Disculpe le puedo ofrecer un premio, era la frase de un hombre de lentes, vestido de casimir y levita, quien insistentemente lo ofrecía, parado en la banqueta, en una calle transitada por apresurados peatones. Corría detrás de cada uno, les tocaba el hombro, les jalaba las manos, les metía zancandilla, les lanzaba piedras, se tiraba al suelo, tratando de obstaculizar el paso, incluso llegó a hincarse ante algunos, pero fue imposible que alguien lo aceptara. Los transeúntes lo comparaban con el extraño mendigo de origen gringo (perdón norteamericano), que un buen día apareció en pleno centro de la ciudad pidiendo “one quetzal please”.

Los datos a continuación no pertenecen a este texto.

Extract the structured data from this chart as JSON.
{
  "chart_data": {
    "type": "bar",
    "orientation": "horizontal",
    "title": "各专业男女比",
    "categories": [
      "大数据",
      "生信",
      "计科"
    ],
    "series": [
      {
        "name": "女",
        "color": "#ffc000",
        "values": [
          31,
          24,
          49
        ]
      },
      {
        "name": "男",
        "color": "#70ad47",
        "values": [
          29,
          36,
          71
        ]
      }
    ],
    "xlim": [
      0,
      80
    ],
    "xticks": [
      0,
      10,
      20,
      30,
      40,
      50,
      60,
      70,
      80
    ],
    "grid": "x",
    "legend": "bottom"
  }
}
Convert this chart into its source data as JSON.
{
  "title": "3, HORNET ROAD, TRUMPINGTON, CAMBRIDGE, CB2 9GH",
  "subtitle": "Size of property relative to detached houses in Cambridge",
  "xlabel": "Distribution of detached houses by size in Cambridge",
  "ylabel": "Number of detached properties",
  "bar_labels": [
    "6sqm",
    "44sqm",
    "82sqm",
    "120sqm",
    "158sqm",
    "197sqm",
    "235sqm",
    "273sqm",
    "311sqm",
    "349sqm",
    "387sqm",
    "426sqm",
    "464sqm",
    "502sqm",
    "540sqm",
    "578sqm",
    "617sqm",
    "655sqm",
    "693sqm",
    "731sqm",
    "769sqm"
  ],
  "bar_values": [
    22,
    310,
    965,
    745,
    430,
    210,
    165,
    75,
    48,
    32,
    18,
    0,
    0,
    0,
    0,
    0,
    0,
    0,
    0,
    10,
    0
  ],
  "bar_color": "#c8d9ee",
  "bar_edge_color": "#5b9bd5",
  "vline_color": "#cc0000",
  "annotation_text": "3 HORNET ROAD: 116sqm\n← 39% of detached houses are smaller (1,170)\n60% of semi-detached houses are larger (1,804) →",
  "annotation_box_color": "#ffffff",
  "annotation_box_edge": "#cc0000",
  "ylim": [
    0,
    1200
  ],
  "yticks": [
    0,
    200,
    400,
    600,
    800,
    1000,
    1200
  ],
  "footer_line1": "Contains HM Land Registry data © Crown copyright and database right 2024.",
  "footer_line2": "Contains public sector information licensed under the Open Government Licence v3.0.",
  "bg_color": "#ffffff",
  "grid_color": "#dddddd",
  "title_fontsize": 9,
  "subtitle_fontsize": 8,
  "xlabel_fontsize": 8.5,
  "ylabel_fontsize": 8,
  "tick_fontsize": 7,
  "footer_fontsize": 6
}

Él no pedía dinero, por eso parecía sospechoso, sobre todo por el traje de levita, de corte impecable, les daba desconfianza que alguien con esa pinta, de presentador de noche de gala, estuviera ofreciendo un premio; pensaban que podría ser una táctica publicitaria de algún refresco descafeinado, libre de azucares y dietético o bien un programa de televisión, de esos que agarran in fraganti a las personas, con cámaras escondidas, por lo que algunos de inmediato estiraban el pescuezo buscando a los camarógrafos.
La mayor atención que logró fue que le preguntaran si se trataba de algún billete de lotería o de algún premio en efectivo (cash es cash), a lo que respondía no, pero de inmediato argumentaba que era un regalo especial, para sentirse orgullosos, que lo podían poner en la sala, a la par de los diplomas de primaria, al lado de la foto de los abuelitos, en el stand de los trofeos de fútbol, bajo del escudo heráldico o sobre el televisor de plasma; en ultimo caso, en la cabecera de la cama, junto al Cristo Negro y la virgen de Guadalupe; pero nadie, absolutamente nadie, lo aceptaba.
Después de dos semanas de ofrecimiento, el autor de Hombres de Maíz, se dio cuenta que, después de haberse chupado el pisto, el premio con el que reconocieron sus noches de desvelo, las neuronas quemadas, sus sentimientos gastados, las novias perdidas y, sobre todo, que le daba importancia universal a las letras surgidas desde su imaginación, no era mas que un triste papel, lánguido, grisáceo, un poco ajado, que a la gente de a pie no les servía de nada.